At 15-8, his win total seems modest - after all, 20 wins has been and will continue to be the benchmark for pitching greatness in any one year.

But when it comes to pitching, wins can actually be one of the game's most misleading statistics.

Pitchers that play for high powered offenses can often still win games even when they aren’t throwing their best simply because their team can outscore its opponent.

C.C. Sabathia of the Yankees – one of Greinke’s main competitors for this year award - for instance, has won six games in which he gave up three earned runs or more. Greinke, on the other hand, has lost three games in which he gave up two runs or less.

Greinke has eight no decisions this year – his ERA in those contests? Less than 2.00.

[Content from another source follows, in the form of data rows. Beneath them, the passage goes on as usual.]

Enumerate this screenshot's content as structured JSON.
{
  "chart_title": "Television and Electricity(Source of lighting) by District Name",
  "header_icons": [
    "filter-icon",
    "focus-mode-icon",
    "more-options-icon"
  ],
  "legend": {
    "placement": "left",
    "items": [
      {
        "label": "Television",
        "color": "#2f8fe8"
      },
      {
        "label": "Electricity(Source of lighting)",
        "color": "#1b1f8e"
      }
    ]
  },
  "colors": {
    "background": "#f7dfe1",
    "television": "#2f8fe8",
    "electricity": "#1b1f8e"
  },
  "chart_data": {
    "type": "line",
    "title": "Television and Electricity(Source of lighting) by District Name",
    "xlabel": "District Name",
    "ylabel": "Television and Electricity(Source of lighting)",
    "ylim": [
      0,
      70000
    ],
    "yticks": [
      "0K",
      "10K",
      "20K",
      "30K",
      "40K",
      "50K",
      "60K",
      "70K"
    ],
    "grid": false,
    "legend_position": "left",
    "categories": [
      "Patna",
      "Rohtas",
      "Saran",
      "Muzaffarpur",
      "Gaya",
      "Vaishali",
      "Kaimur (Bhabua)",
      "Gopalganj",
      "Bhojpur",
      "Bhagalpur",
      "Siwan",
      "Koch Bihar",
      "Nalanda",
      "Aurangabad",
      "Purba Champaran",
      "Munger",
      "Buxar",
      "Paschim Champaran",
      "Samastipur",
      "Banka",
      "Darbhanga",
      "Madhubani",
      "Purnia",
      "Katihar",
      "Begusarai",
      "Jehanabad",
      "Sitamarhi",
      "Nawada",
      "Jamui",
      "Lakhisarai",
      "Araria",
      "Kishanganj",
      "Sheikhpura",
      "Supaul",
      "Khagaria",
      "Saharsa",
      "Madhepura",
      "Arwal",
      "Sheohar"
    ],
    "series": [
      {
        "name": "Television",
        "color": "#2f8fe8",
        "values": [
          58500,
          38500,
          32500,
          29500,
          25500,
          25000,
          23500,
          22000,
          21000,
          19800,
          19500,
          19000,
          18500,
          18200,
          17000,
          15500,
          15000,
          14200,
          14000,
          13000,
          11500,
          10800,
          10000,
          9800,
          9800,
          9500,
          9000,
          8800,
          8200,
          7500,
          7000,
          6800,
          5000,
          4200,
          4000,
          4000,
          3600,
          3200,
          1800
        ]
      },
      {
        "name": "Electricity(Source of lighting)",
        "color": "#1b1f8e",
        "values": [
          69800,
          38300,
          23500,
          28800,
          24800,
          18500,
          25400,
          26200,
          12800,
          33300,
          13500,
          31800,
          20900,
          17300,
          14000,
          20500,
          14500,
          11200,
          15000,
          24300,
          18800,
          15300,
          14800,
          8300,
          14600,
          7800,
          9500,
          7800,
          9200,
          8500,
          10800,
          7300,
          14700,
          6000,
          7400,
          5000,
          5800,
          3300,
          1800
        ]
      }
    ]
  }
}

If he’s on the Yankees or Red Sox, chances are he wins at least three-quarters of those games - add six to his current total, and he’s already at 21 with two starts left to add to the total.

Sure, he won’t be able to say he led his team to the postseason, but it’s not like Greinke didn’t hold up his end of the bargain. Against the teams that will likely make the playoffs in the AL this year - the Yankees, Red Sox, Tigers and Angels – the former sixth-overall pick in the 2002 draft has allowed a ridiculous five earned runs in 58 innings.

The 6-foot-2 right-hander leads the league in ERA, WHIP (walks plus hits per innings pitched), shutouts, and home runs per nine innings, and he’s second in the AL in strikeouts and complete games.

The sixth-year pro is consistent, durable, and most importantly, equipped with nasty stuff.

He’s an ace, so he goes against every other team’s number one, and he does it every five days knowing that no matter what he does, it doesn’t really matter in the grand scheme of things.

Starting pitchers on contending teams have a fan base, coaching staff and dugout full of players keeping them psyched for the possibility of a World Championship.

It’s harder to go out to the mound from mid-June on knowing there is nothing to play for other than pride and a paycheck, and yet there Greinke is, as reliable as his face looks young.

Felix Hernandez, the player with the league's second-best pitching resume, has ERA and WHIP numbers that are at least in the same realm as Greinke (though both are worse), but he’s walked 24 more batters while striking out 28 less.

Greinke and his team have already lost 88 times this year - this is one contest he should win.